While we might all be familiar with the term, what has become abundantly clear is that what we call ‘DevOps’ can vary greatly

DevOps leaves plenty of room for interpretation. The vast majority of organisations I encounter agree that DevOps is a set of cultural guardrails and practices that automate and integrate processes so that teams can build, test and ship software faster and more reliably. This isn’t incorrect, but it doesn’t paint a full picture either. 

What is missing is the very heart of DevOps – the essential human element between software development and the operations teams, and the role collaboration plays in bridging the gap so that teams can ship better software, faster. 

Yes, it’s about increasing software quality and stability, shortening lead times and automating the process. But more importantly, DevOps is about enabling people to collaborate across roles to deliver value to end-users.

When you make that ideological shift, it is easier to take stock of what DevOps really is – and start to bust those myths that typically hold enterprises back from harnessing DevOps’ true potential. 

1. There is a single, ‘right’ way to do DevOps

Untrue. Every organisation has completely different needs, constraints and goals. A uniform approach can defeat the object. The tools and processes that worked in one company are not guaranteed to have the same impact in another.

There are common practices and principles for successful DevOps, but these should be guides rather than the pre-ordained answer. Enterprises need to trust their gut, and focusing on the human element of DevOps is a sure-fire way to give yourself a head start. 

2. Buying DevOps tools = doing DevOps

Investing in the right tools is an important step, but that doesn’t fast-track enterprises to success. Tooling and automation are how you implement DevOps, not DevOps itself. Choosing the right tools is vital, but every organisation needs a progressive DevOps culture in place first and foremost.

If you lose sight of your collaborative purpose and are blinded by the tools you need to get DevOps done, you’re not set up for success.

3. DevOps is the same as agile development

This is a common myth, but the two shouldn’t be confused. Processes such as agile, lean, extreme programming and other “work fast, ship often” models are an important part of DevOps, but do not define what DevOps is.

Agile might help enterprises ship software faster, but it doesn’t have the power to get teams to collaborate in the software lifecycle. Alone, it can overwhelm teams, especially if they are siloed. 

4. DevOps and security teams can exist separately

OK, sure, they can – but they definitely shouldn’t. Security needs to be as much a shared responsibility as shipping.
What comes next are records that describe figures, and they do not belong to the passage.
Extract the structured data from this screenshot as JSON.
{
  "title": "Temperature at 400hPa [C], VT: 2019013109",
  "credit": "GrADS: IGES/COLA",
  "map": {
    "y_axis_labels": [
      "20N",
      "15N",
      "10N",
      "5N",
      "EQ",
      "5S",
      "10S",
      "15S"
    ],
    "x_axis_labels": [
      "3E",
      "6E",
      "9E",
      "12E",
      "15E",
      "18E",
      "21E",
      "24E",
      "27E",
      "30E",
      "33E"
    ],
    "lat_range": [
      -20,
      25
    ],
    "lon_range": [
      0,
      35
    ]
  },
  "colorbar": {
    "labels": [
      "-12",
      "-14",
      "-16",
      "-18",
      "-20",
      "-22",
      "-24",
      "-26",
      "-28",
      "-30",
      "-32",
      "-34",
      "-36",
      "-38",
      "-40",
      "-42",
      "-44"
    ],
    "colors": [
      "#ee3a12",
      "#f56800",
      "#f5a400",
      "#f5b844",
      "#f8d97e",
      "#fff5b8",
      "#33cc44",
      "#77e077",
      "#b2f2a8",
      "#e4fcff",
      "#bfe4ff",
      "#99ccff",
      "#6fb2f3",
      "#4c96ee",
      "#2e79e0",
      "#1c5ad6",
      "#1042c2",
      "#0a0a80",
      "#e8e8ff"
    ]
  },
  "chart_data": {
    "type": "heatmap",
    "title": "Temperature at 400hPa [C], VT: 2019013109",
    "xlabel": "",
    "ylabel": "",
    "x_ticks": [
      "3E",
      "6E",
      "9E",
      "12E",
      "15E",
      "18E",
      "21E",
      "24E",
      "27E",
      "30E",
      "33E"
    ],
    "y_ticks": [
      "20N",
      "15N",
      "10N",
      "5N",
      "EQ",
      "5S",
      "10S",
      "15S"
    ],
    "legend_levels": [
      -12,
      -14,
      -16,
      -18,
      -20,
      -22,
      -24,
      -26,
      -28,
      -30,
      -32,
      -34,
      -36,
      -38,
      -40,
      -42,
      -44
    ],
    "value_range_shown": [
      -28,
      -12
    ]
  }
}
DevOps teams have found ways to speed up software delivery through automation, collaboration and containers, but disjointed security processes still slow them down. Too often, code is simply passed to a security team for checking before it ships, with predictably poor results.

Instead, DevSecOps brings IT security into DevOps teams to ensure that security is prioritised at every step of the development lifecycle. Infusing security into the process means shipping better, more secure software with fewer delays.

5. DevOps is only about increasing software quality and stability

In organisations where the bottom line pervades every process, it is easy to dismiss DevOps as simply the way teams improve the quality of software. Sometimes the means becomes the end. But by automating workflows, people can focus more on the task at hand, improving culture and reducing burnout.

It’s not just about shipping software quickly, it’s about increasing value to the entire organisation and the users of software. Making this subtle tweak in an organisation’s outlook is critically important to how DevOps is viewed and valued.

Although there might be no single path to DevOps success, the organisations that focus on building DevOps on shared principles that reflect a team’s culture, goals and strengths are on the right path.

Kai Hilton-Jones is senior director of solutions engineering for EMEA at GitHub.